If you’ve read the book, The
Book Thief, as I have, you know that it is an unusual book with a very
different storytelling style—it is narrated by Death, and it is filled with
beautiful imagery and language. It remains one of my favorite books.
If you’ve forgotten much of what you read, as I have, that’s
about all you can remember about it.
So when I found that reviewers didn’t love the movie, that
they thought it too sentimental and sanitized, I didn’t rush right out to see
it. But when it made it to our second-run theater, it seemed like it was time
to give it a try. It might not be great, but for 4 bucks, who cares?
Well. I’m the first to admit that I can’t compare the two
very closely, because I just don’t remember the book that well anymore. I think
that it was a bit grittier, and that
the girl Liesel and her friend Rudy were a little more rough-and-tumble than
they appear in this movie.
However, the story remains the same—after talking to others
who have read the book, they confirmed that the movie stuck very closely to the
plot of the book. It’s the style that is different.
That said, the movie is lovely. Warm and beautiful images
that are still somehow stark bring viewers back to the time and place of this German
town during World War II. Liesel is taken into a foster home by a harsh woman
named Rosa and her gentle, loving husband Hans. Geoffrey Rush plays Liesel’s
foster father, and you can’t help but wish this man were your own grandfather
or uncle or something. He is just wonderful in the role.
Liesel is played by Sophie Nélisse, a beautiful girl whose
large, luminous eyes clearly captured the director and those operating the
cameras. In fact, in the beginning, when Rosa complains that she has been sent
a dirty child, I was left momentarily confused because I rarely see children
who are that cleaned up! Apparently they couldn’t bear to make her less
beautiful.
Rudy seems somehow younger and littler than I imagined him,
but Max, the young Jewish man that Rosa and Hans hide in the basement, fits
exactly. Aside from the fact that, again, he should have looked a little
rougher. He did not look nearly sickly enough.
If you are a book lover, this is a movie you can hardly
dislike—the importance of words, language and books is such a central part of
the story. Keep the tissue handy if you are so inclined.

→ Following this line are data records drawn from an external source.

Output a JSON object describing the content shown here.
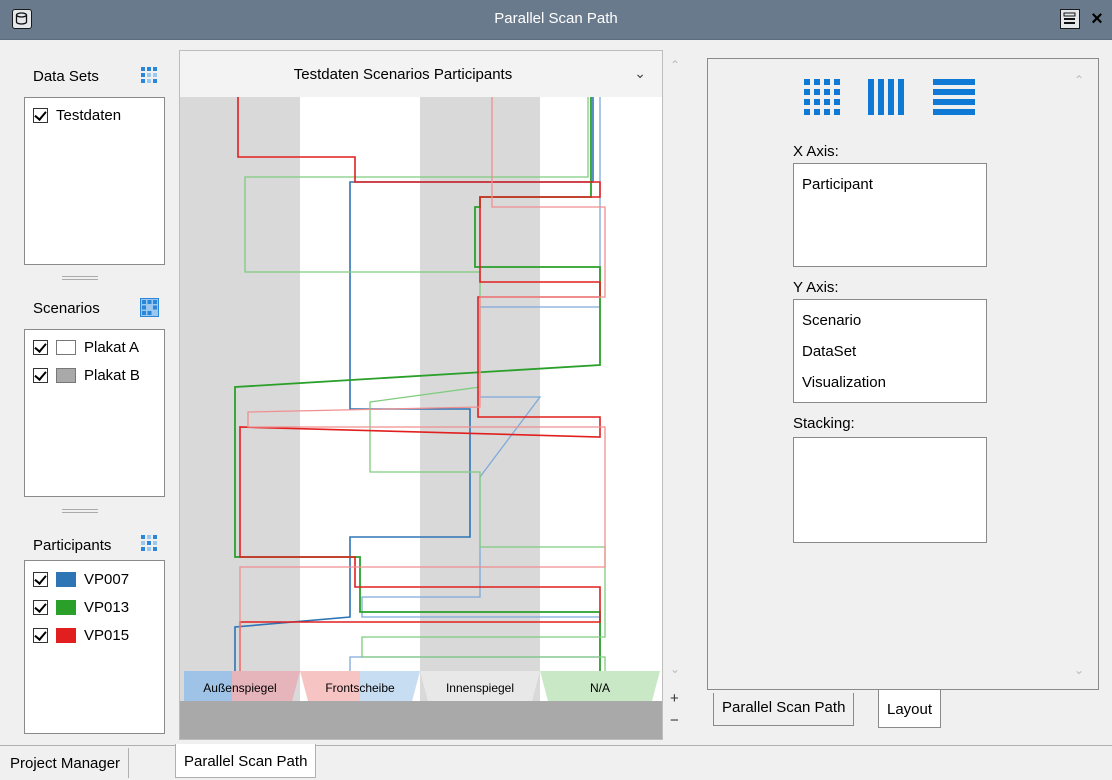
{
  "window": {
    "title": "Parallel Scan Path"
  },
  "data_sets": {
    "label": "Data Sets",
    "items": [
      {
        "label": "Testdaten",
        "checked": true
      }
    ]
  },
  "scenarios": {
    "label": "Scenarios",
    "items": [
      {
        "label": "Plakat A",
        "checked": true,
        "color": "#ffffff"
      },
      {
        "label": "Plakat B",
        "checked": true,
        "color": "#a9a9a9"
      }
    ]
  },
  "participants": {
    "label": "Participants",
    "items": [
      {
        "label": "VP007",
        "checked": true,
        "color": "#2e75b6"
      },
      {
        "label": "VP013",
        "checked": true,
        "color": "#2aa02b"
      },
      {
        "label": "VP015",
        "checked": true,
        "color": "#e11f1f"
      }
    ]
  },
  "center": {
    "header": "Testdaten Scenarios Participants",
    "aois": [
      {
        "label": "Außenspiegel",
        "stripe": "#d9d9d9"
      },
      {
        "label": "Frontscheibe",
        "stripe": "#ffffff"
      },
      {
        "label": "Innenspiegel",
        "stripe": "#d9d9d9"
      },
      {
        "label": "N/A",
        "stripe": "#ffffff"
      }
    ],
    "zoom_in": "+",
    "zoom_out": "−"
  },
  "layout_panel": {
    "x_axis": {
      "label": "X Axis:",
      "items": [
        "Participant"
      ]
    },
    "y_axis": {
      "label": "Y Axis:",
      "items": [
        "Scenario",
        "DataSet",
        "Visualization"
      ]
    },
    "stacking": {
      "label": "Stacking:",
      "items": []
    }
  },
  "tabs": {
    "inner": [
      "Parallel Scan Path",
      "Layout"
    ],
    "inner_active": "Layout",
    "bottom": [
      "Project Manager",
      "Parallel Scan Path"
    ],
    "bottom_active": "Parallel Scan Path"
  },
  "colors": {
    "titlebar": "#697a8c",
    "accent_icon": "#0e7ad6"
  }
}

While there is something that is less hard-hitting about the
movie than the book that it is based on, this is a lovely little film. I think
they made the movie appropriate for a slightly younger audience than the book was
aimed at, which I’m happy about because I fully intend to show this to all
three of my children, 10 and up. Though I might leave them to watch it without
me, because that 10-year-old really hates it when I cry.